Interestingly, the L is not the only position that monohull kayaks offer: Some whitewater canoeists take kayaks and ‘convert’ them into ‘canoes’ just by adding a very low saddle inside their cockpit. This arrangement enables them to kneel inside on both knees in one of the traditional canoe kneeling positions, and paddle with a single-blade paddle (I.E. canoe paddle). The reason why only few paddlers ‘convert’ kayaks into ‘canoes’ is because that particular kneeling position is even less comfortable than the traditional L kayaking position, and this may be the reason why some of these canoeists call themselves ‘pain boaters’…
This leaves modern monohull kayakers with just one position to choose from, and it’s not an ergonomic one. That’s not much in terms of freedom of choice, especially when one considers the fact that in their everyday life modern kayakers are used to a variety of seats and sitting positions that do not include the L position.


Seats and foot rests (a.k.a. ‘foot braces’) have altered the L position without improving much: The backrest prevents the kayaker’s torso from ‘falling’ backwards but it makes it slide down and forward.
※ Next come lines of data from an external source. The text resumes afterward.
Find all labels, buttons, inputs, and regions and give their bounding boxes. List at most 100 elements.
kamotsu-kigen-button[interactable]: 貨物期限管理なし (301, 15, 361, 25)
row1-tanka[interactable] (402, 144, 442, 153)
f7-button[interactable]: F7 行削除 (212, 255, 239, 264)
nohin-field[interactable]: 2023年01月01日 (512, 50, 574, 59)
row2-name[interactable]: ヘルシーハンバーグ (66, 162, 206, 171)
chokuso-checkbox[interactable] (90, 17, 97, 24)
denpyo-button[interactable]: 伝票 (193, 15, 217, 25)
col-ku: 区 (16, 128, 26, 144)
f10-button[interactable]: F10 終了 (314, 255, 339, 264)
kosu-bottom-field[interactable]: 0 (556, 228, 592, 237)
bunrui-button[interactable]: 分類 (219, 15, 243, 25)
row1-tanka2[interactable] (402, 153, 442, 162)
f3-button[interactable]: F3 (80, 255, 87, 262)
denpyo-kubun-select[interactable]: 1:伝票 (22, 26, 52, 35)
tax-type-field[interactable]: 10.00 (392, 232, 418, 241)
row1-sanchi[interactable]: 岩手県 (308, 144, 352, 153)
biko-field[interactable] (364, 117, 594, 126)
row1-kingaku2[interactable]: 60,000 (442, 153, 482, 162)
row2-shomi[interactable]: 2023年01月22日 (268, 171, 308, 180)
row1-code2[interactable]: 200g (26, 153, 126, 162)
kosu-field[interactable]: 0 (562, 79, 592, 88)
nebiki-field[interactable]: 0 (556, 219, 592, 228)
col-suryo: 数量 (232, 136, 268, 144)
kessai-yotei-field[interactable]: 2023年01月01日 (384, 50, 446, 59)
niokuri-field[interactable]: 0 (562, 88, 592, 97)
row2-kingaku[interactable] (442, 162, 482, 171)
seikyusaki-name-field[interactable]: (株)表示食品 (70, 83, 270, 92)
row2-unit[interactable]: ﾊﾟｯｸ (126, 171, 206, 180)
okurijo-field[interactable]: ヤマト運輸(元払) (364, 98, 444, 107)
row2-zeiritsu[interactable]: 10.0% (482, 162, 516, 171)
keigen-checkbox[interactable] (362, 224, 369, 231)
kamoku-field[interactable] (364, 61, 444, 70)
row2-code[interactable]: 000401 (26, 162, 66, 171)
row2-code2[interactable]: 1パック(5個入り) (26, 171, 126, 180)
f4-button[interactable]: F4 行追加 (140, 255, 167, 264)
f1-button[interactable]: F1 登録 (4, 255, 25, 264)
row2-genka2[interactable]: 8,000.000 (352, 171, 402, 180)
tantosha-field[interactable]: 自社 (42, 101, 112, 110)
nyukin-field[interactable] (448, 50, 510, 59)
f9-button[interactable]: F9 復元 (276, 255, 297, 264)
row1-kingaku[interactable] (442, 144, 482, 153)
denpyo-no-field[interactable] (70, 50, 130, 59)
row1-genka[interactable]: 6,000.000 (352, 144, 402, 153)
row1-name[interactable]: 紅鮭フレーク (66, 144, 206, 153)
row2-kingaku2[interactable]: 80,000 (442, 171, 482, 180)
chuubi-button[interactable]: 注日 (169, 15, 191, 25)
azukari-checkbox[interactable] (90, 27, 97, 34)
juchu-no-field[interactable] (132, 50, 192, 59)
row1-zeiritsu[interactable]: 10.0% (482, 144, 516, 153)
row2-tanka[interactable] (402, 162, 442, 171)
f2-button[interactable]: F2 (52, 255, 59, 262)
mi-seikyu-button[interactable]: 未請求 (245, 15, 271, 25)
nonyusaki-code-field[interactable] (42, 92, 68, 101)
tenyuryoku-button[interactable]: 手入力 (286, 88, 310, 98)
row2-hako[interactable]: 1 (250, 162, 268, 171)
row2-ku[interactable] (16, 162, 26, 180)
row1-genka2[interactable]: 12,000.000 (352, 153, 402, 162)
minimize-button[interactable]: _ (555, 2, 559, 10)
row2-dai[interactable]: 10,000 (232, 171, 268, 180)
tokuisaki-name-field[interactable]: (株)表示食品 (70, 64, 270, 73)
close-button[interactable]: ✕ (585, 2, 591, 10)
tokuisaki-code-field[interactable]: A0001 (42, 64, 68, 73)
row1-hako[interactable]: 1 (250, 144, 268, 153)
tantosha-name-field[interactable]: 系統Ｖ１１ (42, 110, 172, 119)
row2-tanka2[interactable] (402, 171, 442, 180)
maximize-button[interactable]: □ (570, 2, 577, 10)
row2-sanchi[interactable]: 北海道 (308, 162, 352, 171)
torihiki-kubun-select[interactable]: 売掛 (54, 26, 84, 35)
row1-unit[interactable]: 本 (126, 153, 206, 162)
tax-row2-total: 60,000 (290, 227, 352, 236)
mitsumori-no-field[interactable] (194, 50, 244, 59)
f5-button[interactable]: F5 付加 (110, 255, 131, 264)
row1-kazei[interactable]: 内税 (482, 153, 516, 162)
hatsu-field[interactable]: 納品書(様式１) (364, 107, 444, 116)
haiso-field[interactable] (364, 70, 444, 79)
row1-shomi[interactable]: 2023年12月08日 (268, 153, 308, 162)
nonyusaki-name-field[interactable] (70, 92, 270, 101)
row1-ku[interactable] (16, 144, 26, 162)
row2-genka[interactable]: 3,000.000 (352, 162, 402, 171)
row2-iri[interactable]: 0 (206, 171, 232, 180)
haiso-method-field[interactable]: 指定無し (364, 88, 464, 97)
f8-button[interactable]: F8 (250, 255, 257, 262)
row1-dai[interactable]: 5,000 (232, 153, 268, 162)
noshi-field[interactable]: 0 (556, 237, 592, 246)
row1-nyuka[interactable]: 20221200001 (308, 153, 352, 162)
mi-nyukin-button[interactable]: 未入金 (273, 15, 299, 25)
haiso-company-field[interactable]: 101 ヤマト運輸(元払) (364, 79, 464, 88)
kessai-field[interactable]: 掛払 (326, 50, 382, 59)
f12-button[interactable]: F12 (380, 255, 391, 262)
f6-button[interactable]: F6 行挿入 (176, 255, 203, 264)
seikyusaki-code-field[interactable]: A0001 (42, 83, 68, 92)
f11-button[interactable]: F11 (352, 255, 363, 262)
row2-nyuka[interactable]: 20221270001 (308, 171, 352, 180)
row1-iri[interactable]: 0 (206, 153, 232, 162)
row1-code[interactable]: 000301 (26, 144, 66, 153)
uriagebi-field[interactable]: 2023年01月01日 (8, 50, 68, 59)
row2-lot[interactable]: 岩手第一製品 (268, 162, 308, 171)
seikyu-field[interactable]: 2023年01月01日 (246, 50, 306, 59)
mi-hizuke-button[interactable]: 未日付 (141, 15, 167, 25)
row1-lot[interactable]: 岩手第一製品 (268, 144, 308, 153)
In order to counter affect this problem modern kayaks offer support for the kayaker’s feet: By anchoring their feet in those small depressions or ‘braces’ kayakers can stop their bodies from sliding down and forward.
However, the combined backrest and footrest system created a new problem, which is constant pressure on the kayaker’s lower back. This pressure is generated by the kayaker’s own legs pushing against both footrests and backrest like a powerful spring. The negative physiological impact of this pressure is felt as fatigue, discomfort in the legs and back pain. The problem is amplified by the kayaker’s inability to switch to other positions. Some kayak seats offer a rigid support for the kayaker’s back and other kayak seats offer heavily cushioned support, but four decades of experimentation proved the L position to be an ergonomic dead end.


Our legs have the most powerful muscles in our body and they are naturally best fit to do the hard work involved in locomotion and balance. The L kayaking position prevents paddlers from using their legs effectively for balancing, controlling and propelling their kayaks. Therefore, the kayaker’s back, abdomen, shoulders and arms must do considerable extra work. This effort distribution is insensible from a biomechanical standpoint, which means you’re spending energy for nothing and get tired more quickly while your kayak delivers less performance than you need.


Manufactures of monohull kayaks who tried to depart from the L position by offering higher seats found that they needed to increase their kayaks’ width considerably in order to compensate for raising the paddlers’ center of gravity (CG). This was done only to rediscover the fact that excessively wide kayaks track very poorly and are harder to paddle.


The W departed completely from both the monohull design and the L kayaking position.
By offering much better lateral stability and a high saddle the W Kayak has enabled a new set of comfortable positions and a wide range of intermediary positions, as well as the possibility to alter your posture anytime you feel like it.
This is achieved without widening the kayak – In fact, the current W Kayak models are only 25″ wide, which is as wide as some sea kayaks are.
The key to improving comfort and performance in paddling and fishing is the new, full role played by your legs: Instead of pushing horizontally against your lower back as they do in the L kayaking position, your legs support your torso vertically – from below, in the W Kayak riding (mounted) position. This is our legs’ natural position for locomotion and other major physical efforts. For this reason the W Riding (mounted) position is not only ergonomically better (I.E. more comfortable) but it’s also better bio mechanically, that is more efficient in effort terms and more effective in performance terms of power output and control level.

The four basic W positions are: Standing, Riding (Mounted) with your legs on both sides of your body, Sitting with your legs forward (similar to sitting in a canoe), and Kneeling – a position preferred by some canoeists.